Manos a la obra
Nos presentan ambos la democracia como una decisión que parece destinada a un cara y cruz entre ambos cuando la realidad de la democracia engloba valores muy distintos que estamos empezando a olvidar, y que tanto sacrificio nos costó alcanzar. Un gran sector de la izquierda no nos vemos representados con la política del PSOE y a la verdadera alternativa de izquierdas se le excluye con leyes ¿democráticas? que dan preferencia a los partidos nacionalistas. Nos quieren servir la democracia en plato llano, para que parezca siempre llena de ideas y propuestas repetitivas, y nos lo plantean como un primer o segundo plato… espero que algún día lleguemos al postre.
SAMUEL ROMERO MADRID
¿Somos de izquierdas, Samuel?
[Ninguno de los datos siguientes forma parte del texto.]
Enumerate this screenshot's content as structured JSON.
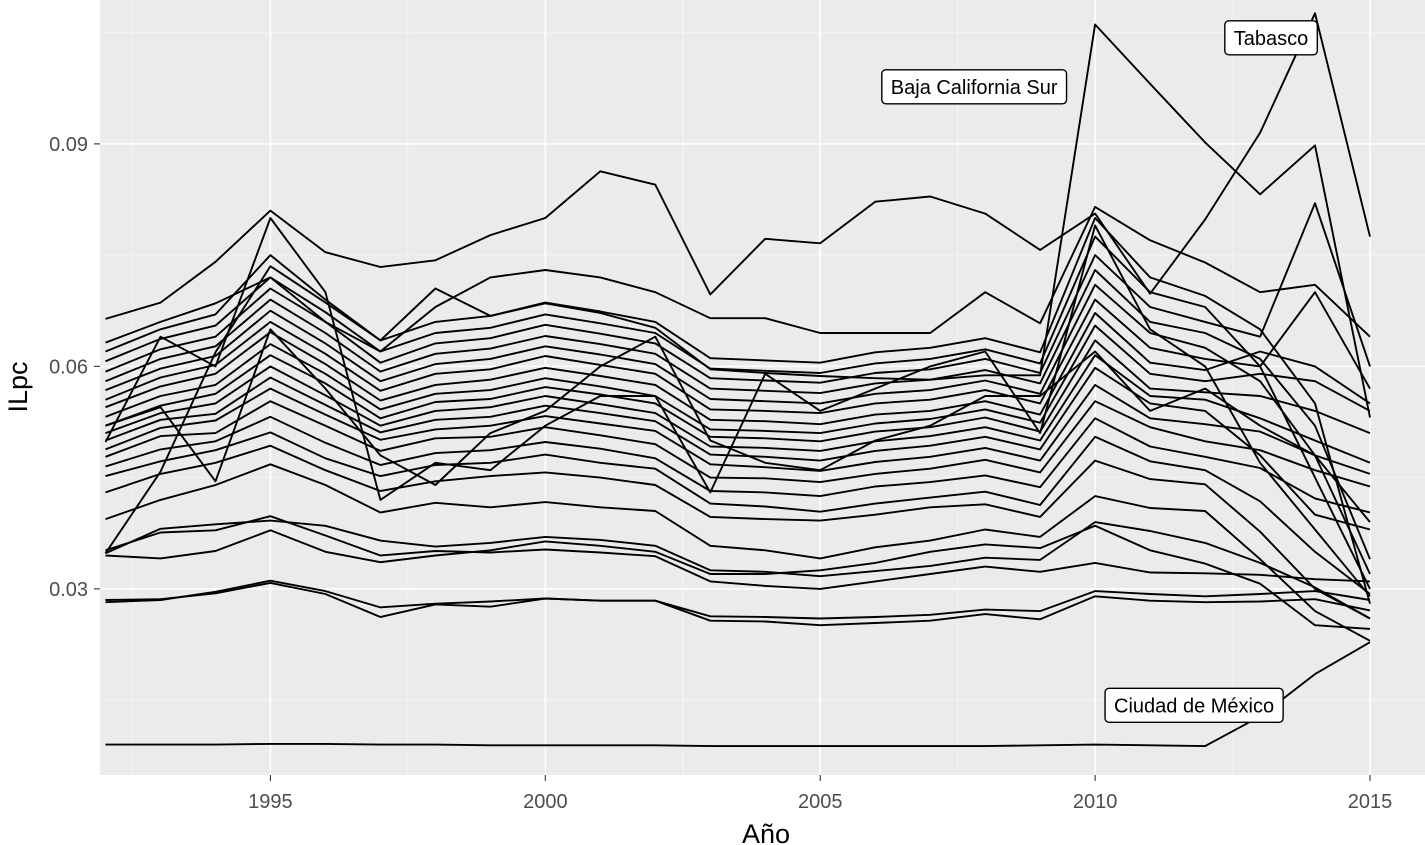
{
  "chart_data": {
    "type": "line",
    "title": "",
    "xlabel": "Año",
    "ylabel": "ILpc",
    "xlim": [
      1991.9,
      2016
    ],
    "ylim": [
      0.0049,
      0.1094
    ],
    "x_ticks": [
      1995,
      2000,
      2005,
      2010,
      2015
    ],
    "x_tick_labels": [
      "1995",
      "2000",
      "2005",
      "2010",
      "2015"
    ],
    "y_ticks": [
      0.03,
      0.06,
      0.09
    ],
    "y_tick_labels": [
      "0.03",
      "0.06",
      "0.09"
    ],
    "grid": true,
    "legend": "none",
    "x": [
      1992,
      1993,
      1994,
      1995,
      1996,
      1997,
      1998,
      1999,
      2000,
      2001,
      2002,
      2003,
      2004,
      2005,
      2006,
      2007,
      2008,
      2009,
      2010,
      2011,
      2012,
      2013,
      2014,
      2015
    ],
    "series": [
      {
        "values": [
          0.0348,
          0.0458,
          0.0619,
          0.0735,
          0.0686,
          0.0635,
          0.0705,
          0.0668,
          0.0685,
          0.0672,
          0.0652,
          0.0596,
          0.0591,
          0.0587,
          0.0584,
          0.0582,
          0.0588,
          0.0588,
          0.1061,
          0.0981,
          0.0902,
          0.0832,
          0.0898,
          0.0531
        ]
      },
      {
        "values": [
          0.0664,
          0.0686,
          0.0741,
          0.081,
          0.0754,
          0.0734,
          0.0743,
          0.0777,
          0.08,
          0.0863,
          0.0845,
          0.0697,
          0.0772,
          0.0766,
          0.0822,
          0.0829,
          0.0806,
          0.0757,
          0.0806,
          0.0698,
          0.0798,
          0.0915,
          0.1076,
          0.0775
        ]
      },
      {
        "values": [
          0.009,
          0.009,
          0.009,
          0.0091,
          0.0091,
          0.009,
          0.009,
          0.0089,
          0.0089,
          0.0089,
          0.0089,
          0.0088,
          0.0088,
          0.0088,
          0.0088,
          0.0088,
          0.0088,
          0.0089,
          0.009,
          0.0089,
          0.0088,
          0.0128,
          0.0185,
          0.0228
        ]
      },
      {
        "values": [
          0.0282,
          0.0285,
          0.0296,
          0.0311,
          0.0297,
          0.0275,
          0.028,
          0.0283,
          0.0287,
          0.0284,
          0.0284,
          0.0263,
          0.0262,
          0.026,
          0.0262,
          0.0265,
          0.0272,
          0.027,
          0.0297,
          0.0293,
          0.029,
          0.0293,
          0.0297,
          0.0285
        ]
      },
      {
        "values": [
          0.0285,
          0.0286,
          0.0294,
          0.0308,
          0.0293,
          0.0262,
          0.0279,
          0.0276,
          0.0287,
          0.0284,
          0.0284,
          0.0257,
          0.0256,
          0.0251,
          0.0254,
          0.0257,
          0.0266,
          0.0259,
          0.029,
          0.0284,
          0.0282,
          0.0283,
          0.0286,
          0.0271
        ]
      },
      {
        "values": [
          0.0348,
          0.0381,
          0.0387,
          0.0392,
          0.0385,
          0.0365,
          0.0357,
          0.0362,
          0.037,
          0.0366,
          0.0358,
          0.0325,
          0.0323,
          0.0317,
          0.0324,
          0.0331,
          0.0342,
          0.0339,
          0.039,
          0.0378,
          0.0362,
          0.0335,
          0.0302,
          0.026
        ]
      },
      {
        "values": [
          0.0352,
          0.0376,
          0.0379,
          0.0398,
          0.0372,
          0.0345,
          0.0351,
          0.0349,
          0.0353,
          0.0349,
          0.0344,
          0.031,
          0.0304,
          0.03,
          0.031,
          0.032,
          0.033,
          0.0323,
          0.0335,
          0.0322,
          0.0321,
          0.0319,
          0.0313,
          0.031
        ]
      },
      {
        "values": [
          0.0345,
          0.0341,
          0.0351,
          0.0379,
          0.035,
          0.0336,
          0.0345,
          0.0352,
          0.0364,
          0.0358,
          0.035,
          0.032,
          0.032,
          0.0325,
          0.0335,
          0.035,
          0.036,
          0.0355,
          0.0385,
          0.0352,
          0.0334,
          0.0307,
          0.0251,
          0.0246
        ]
      },
      {
        "values": [
          0.0394,
          0.042,
          0.044,
          0.0468,
          0.044,
          0.0403,
          0.0416,
          0.041,
          0.0417,
          0.041,
          0.0405,
          0.0358,
          0.0352,
          0.0341,
          0.0356,
          0.0365,
          0.038,
          0.037,
          0.0425,
          0.0409,
          0.0405,
          0.034,
          0.027,
          0.023
        ]
      },
      {
        "values": [
          0.043,
          0.0455,
          0.047,
          0.0493,
          0.046,
          0.0432,
          0.0445,
          0.0452,
          0.0457,
          0.045,
          0.044,
          0.0397,
          0.0394,
          0.0392,
          0.04,
          0.041,
          0.0414,
          0.0397,
          0.0473,
          0.0448,
          0.0441,
          0.0377,
          0.03,
          0.026
        ]
      },
      {
        "values": [
          0.0452,
          0.0472,
          0.0487,
          0.0511,
          0.0476,
          0.0452,
          0.0467,
          0.047,
          0.0481,
          0.047,
          0.0462,
          0.0415,
          0.0411,
          0.0404,
          0.0415,
          0.0423,
          0.0431,
          0.0413,
          0.0505,
          0.0472,
          0.046,
          0.0418,
          0.035,
          0.0293
        ]
      },
      {
        "values": [
          0.0465,
          0.0488,
          0.0499,
          0.0532,
          0.0497,
          0.0467,
          0.0483,
          0.0487,
          0.0498,
          0.0489,
          0.0476,
          0.0432,
          0.043,
          0.0425,
          0.0438,
          0.0444,
          0.0453,
          0.0437,
          0.053,
          0.0492,
          0.0478,
          0.0463,
          0.0422,
          0.0403
        ]
      },
      {
        "values": [
          0.0478,
          0.0506,
          0.051,
          0.0553,
          0.052,
          0.0486,
          0.0503,
          0.0505,
          0.0518,
          0.0507,
          0.0495,
          0.045,
          0.0449,
          0.0444,
          0.0455,
          0.0462,
          0.0474,
          0.0457,
          0.0553,
          0.0518,
          0.0499,
          0.0487,
          0.046,
          0.0438
        ]
      },
      {
        "values": [
          0.0488,
          0.0517,
          0.0527,
          0.057,
          0.0535,
          0.0501,
          0.0515,
          0.052,
          0.0533,
          0.0523,
          0.0513,
          0.0468,
          0.0464,
          0.0459,
          0.0471,
          0.0478,
          0.049,
          0.0473,
          0.0575,
          0.053,
          0.0522,
          0.0512,
          0.048,
          0.0455
        ]
      },
      {
        "values": [
          0.05,
          0.0528,
          0.0536,
          0.0585,
          0.0548,
          0.0511,
          0.0528,
          0.0532,
          0.0547,
          0.0537,
          0.0526,
          0.0481,
          0.0478,
          0.0473,
          0.0486,
          0.0493,
          0.0505,
          0.0488,
          0.0598,
          0.055,
          0.054,
          0.048,
          0.04,
          0.038
        ]
      },
      {
        "values": [
          0.051,
          0.0537,
          0.055,
          0.06,
          0.0561,
          0.052,
          0.054,
          0.0545,
          0.056,
          0.0549,
          0.0537,
          0.0492,
          0.049,
          0.0486,
          0.0499,
          0.0506,
          0.0518,
          0.05,
          0.0615,
          0.056,
          0.0555,
          0.053,
          0.05,
          0.047
        ]
      },
      {
        "values": [
          0.052,
          0.0547,
          0.0563,
          0.0615,
          0.0577,
          0.053,
          0.0552,
          0.0556,
          0.0572,
          0.0562,
          0.055,
          0.0505,
          0.0503,
          0.0499,
          0.0512,
          0.0518,
          0.0531,
          0.0512,
          0.0635,
          0.057,
          0.0565,
          0.056,
          0.054,
          0.051
        ]
      },
      {
        "values": [
          0.0532,
          0.056,
          0.0575,
          0.063,
          0.059,
          0.0542,
          0.0563,
          0.0568,
          0.0584,
          0.0573,
          0.056,
          0.0515,
          0.0513,
          0.051,
          0.0523,
          0.0529,
          0.0542,
          0.0524,
          0.0655,
          0.059,
          0.058,
          0.059,
          0.058,
          0.054
        ]
      },
      {
        "values": [
          0.0545,
          0.0573,
          0.059,
          0.0646,
          0.0603,
          0.0554,
          0.0575,
          0.0582,
          0.0598,
          0.0587,
          0.0575,
          0.0528,
          0.0526,
          0.0522,
          0.0535,
          0.054,
          0.0553,
          0.0535,
          0.0672,
          0.0605,
          0.0595,
          0.062,
          0.06,
          0.055
        ]
      },
      {
        "values": [
          0.0555,
          0.0585,
          0.0602,
          0.066,
          0.0617,
          0.0567,
          0.059,
          0.0596,
          0.0614,
          0.0602,
          0.059,
          0.0542,
          0.054,
          0.0537,
          0.055,
          0.0555,
          0.0568,
          0.055,
          0.069,
          0.0625,
          0.061,
          0.06,
          0.07,
          0.057
        ]
      },
      {
        "values": [
          0.0568,
          0.0597,
          0.0614,
          0.0675,
          0.0631,
          0.058,
          0.0603,
          0.061,
          0.0627,
          0.0616,
          0.0603,
          0.0556,
          0.0553,
          0.055,
          0.0563,
          0.0568,
          0.0581,
          0.0563,
          0.071,
          0.0645,
          0.0625,
          0.058,
          0.048,
          0.039
        ]
      },
      {
        "values": [
          0.058,
          0.061,
          0.0627,
          0.069,
          0.0645,
          0.0593,
          0.0617,
          0.0624,
          0.0641,
          0.063,
          0.0617,
          0.057,
          0.0567,
          0.0564,
          0.0577,
          0.0582,
          0.0595,
          0.0577,
          0.073,
          0.066,
          0.0645,
          0.061,
          0.052,
          0.034
        ]
      },
      {
        "values": [
          0.0593,
          0.0623,
          0.064,
          0.0705,
          0.066,
          0.0605,
          0.0631,
          0.0638,
          0.0656,
          0.0644,
          0.0631,
          0.0584,
          0.0581,
          0.0578,
          0.0591,
          0.0596,
          0.061,
          0.0591,
          0.075,
          0.068,
          0.066,
          0.064,
          0.082,
          0.06
        ]
      },
      {
        "values": [
          0.0607,
          0.0637,
          0.0655,
          0.072,
          0.0673,
          0.062,
          0.0645,
          0.0652,
          0.067,
          0.0658,
          0.0645,
          0.0597,
          0.0594,
          0.0591,
          0.0604,
          0.061,
          0.0623,
          0.0604,
          0.0775,
          0.07,
          0.068,
          0.06,
          0.045,
          0.03
        ]
      },
      {
        "values": [
          0.062,
          0.065,
          0.067,
          0.075,
          0.069,
          0.0635,
          0.066,
          0.0668,
          0.0686,
          0.0674,
          0.066,
          0.0611,
          0.0608,
          0.0605,
          0.0619,
          0.0625,
          0.0638,
          0.0619,
          0.08,
          0.072,
          0.0695,
          0.065,
          0.055,
          0.028
        ]
      },
      {
        "values": [
          0.0632,
          0.066,
          0.0685,
          0.072,
          0.066,
          0.062,
          0.068,
          0.072,
          0.073,
          0.072,
          0.07,
          0.0665,
          0.0665,
          0.0645,
          0.0645,
          0.0645,
          0.07,
          0.0658,
          0.0815,
          0.077,
          0.074,
          0.07,
          0.071,
          0.064
        ]
      },
      {
        "values": [
          0.0498,
          0.064,
          0.06,
          0.08,
          0.07,
          0.042,
          0.047,
          0.046,
          0.052,
          0.056,
          0.056,
          0.043,
          0.059,
          0.054,
          0.057,
          0.06,
          0.062,
          0.051,
          0.079,
          0.065,
          0.06,
          0.047,
          0.038,
          0.029
        ]
      },
      {
        "values": [
          0.052,
          0.0545,
          0.0445,
          0.065,
          0.057,
          0.048,
          0.044,
          0.051,
          0.054,
          0.06,
          0.064,
          0.05,
          0.047,
          0.046,
          0.05,
          0.052,
          0.056,
          0.056,
          0.062,
          0.054,
          0.057,
          0.052,
          0.048,
          0.032
        ]
      }
    ],
    "annotations": [
      {
        "text": "Tabasco",
        "x": 2013.2,
        "y": 0.1043
      },
      {
        "text": "Baja California Sur",
        "x": 2007.8,
        "y": 0.0977
      },
      {
        "text": "Ciudad de México",
        "x": 2011.8,
        "y": 0.0143
      }
    ]
  }
}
Pues entonces no echemos la culpa a nadie: el fracaso de la izquierda es responsabilidad nuestra, de la izquierda. Es verdad que la Ley Electoral es injusta. El 3,8% de los votos adjudica a Izquierda Unida sólo el 0,5% de los escaños. El PP y el PSOE acaparan el 92% de los diputados: el verdadero ganador de las elecciones ha sido el nuevo régimen bipartidista, un tinglado parecido al de Cánovas y Sagasta, con partidos turnantes que representan a los mismos intereses y al mismo bloque de poder, como dos marcas de detergente que en realidad pertenecen al mismo fabricante, aunque compitan entre sí. Así acaparan el mercado.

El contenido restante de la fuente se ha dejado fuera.